NSman Relief rewards those who have completed National Service. Operationally ready NSmen receive $1,500 annually; key appointment holders receive $3,500. Wives and parents of NSmen can claim $750. Parent Relief provides $5,500 per dependent parent (or $9,000 for a handicapped parent) who lives with you and is not separately maintained. Course Fees Relief of up to $5,500 and Life Insurance Relief of up to $5,000 (where CPF contributions are below $5,000) round out the most commonly claimed reliefs.
Singapore vs Other Countries: Why the Tax Rate Is Competitive
Singapore is consistently ranked among the world's most tax-competitive jurisdictions for personal income. The top marginal rate of 24% applies only above $320,000 — a threshold that very few residents reach. By comparison, the UK's top rate is 45% from £125,140, Australia's top rate is 47% above A$180,000, and the US federal top rate is 37% above US$578,125, with additional state taxes in most states.
For middle-income earners in Singapore — those earning between $60,000 and $120,000 — the effective tax rate (after reliefs) typically falls between 4% and 9%. A Singapore resident earning SGD $80,000 with standard CPF Relief and Earned Income Relief pays around $3,000 to $4,500 in income tax per year, an effective rate of 3.7% to 5.6% on total income. This is substantially lower than the effective rates on comparable incomes in most developed economies.
Singapore also benefits from its extensive network of over 90 double taxation agreements (DTAs) with countries around the world. If you are a Singapore tax resident who receives income from a DTA partner country, you can generally claim a tax credit or exemption in Singapore for tax already paid in that country, preventing double taxation. For expatriates who maintain income streams in their home country, this network is a significant advantage.

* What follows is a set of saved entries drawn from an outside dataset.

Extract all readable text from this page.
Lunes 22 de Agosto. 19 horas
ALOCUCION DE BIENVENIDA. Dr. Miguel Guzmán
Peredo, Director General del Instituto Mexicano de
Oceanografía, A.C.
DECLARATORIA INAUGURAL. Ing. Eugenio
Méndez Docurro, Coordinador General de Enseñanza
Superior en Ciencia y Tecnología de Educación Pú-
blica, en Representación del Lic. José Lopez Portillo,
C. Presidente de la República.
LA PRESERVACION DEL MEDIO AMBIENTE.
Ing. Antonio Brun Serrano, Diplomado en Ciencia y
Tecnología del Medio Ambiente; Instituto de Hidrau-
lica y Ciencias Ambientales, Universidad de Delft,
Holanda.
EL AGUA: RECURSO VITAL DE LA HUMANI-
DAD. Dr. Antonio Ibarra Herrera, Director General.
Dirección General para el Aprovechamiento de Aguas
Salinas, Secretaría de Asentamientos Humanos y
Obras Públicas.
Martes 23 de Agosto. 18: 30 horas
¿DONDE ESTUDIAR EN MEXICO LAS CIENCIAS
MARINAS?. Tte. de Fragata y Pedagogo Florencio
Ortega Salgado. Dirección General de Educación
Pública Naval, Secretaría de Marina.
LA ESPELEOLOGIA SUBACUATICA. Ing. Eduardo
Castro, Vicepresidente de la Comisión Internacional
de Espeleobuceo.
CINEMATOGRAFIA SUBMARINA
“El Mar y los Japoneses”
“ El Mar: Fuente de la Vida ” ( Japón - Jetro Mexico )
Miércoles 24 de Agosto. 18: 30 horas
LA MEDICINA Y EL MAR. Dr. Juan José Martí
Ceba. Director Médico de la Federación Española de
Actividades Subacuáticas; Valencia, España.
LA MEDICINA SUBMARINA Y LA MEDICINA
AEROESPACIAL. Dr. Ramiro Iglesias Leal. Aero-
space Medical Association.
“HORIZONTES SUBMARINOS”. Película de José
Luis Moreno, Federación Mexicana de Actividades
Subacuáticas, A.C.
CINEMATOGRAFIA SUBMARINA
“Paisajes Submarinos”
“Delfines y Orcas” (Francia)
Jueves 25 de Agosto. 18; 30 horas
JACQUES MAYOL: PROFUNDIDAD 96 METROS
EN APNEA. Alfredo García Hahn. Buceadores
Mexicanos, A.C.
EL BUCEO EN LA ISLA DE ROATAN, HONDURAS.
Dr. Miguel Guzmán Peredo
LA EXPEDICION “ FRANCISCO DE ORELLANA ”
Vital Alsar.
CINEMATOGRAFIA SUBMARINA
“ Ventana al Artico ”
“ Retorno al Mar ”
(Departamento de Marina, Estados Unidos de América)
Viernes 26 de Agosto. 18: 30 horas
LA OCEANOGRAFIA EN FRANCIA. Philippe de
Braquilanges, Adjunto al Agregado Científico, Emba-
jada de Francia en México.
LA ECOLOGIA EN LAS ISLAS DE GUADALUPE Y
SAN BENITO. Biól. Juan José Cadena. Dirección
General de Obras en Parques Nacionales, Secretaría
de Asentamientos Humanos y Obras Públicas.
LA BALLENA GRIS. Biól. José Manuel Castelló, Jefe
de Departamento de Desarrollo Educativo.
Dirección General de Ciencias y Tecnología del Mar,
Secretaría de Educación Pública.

Finally, Singapore imposes no tax on capital gains. Profits from selling shares, property (subject to the seller's stamp duty rules), or other capital assets are not taxable. Dividends from Singapore companies are generally tax-exempt at the individual level under the one-tier tax system — the company has already paid corporate tax on those profits. This makes Singapore particularly attractive for investors, entrepreneurs, and business owners who want to keep more of their returns.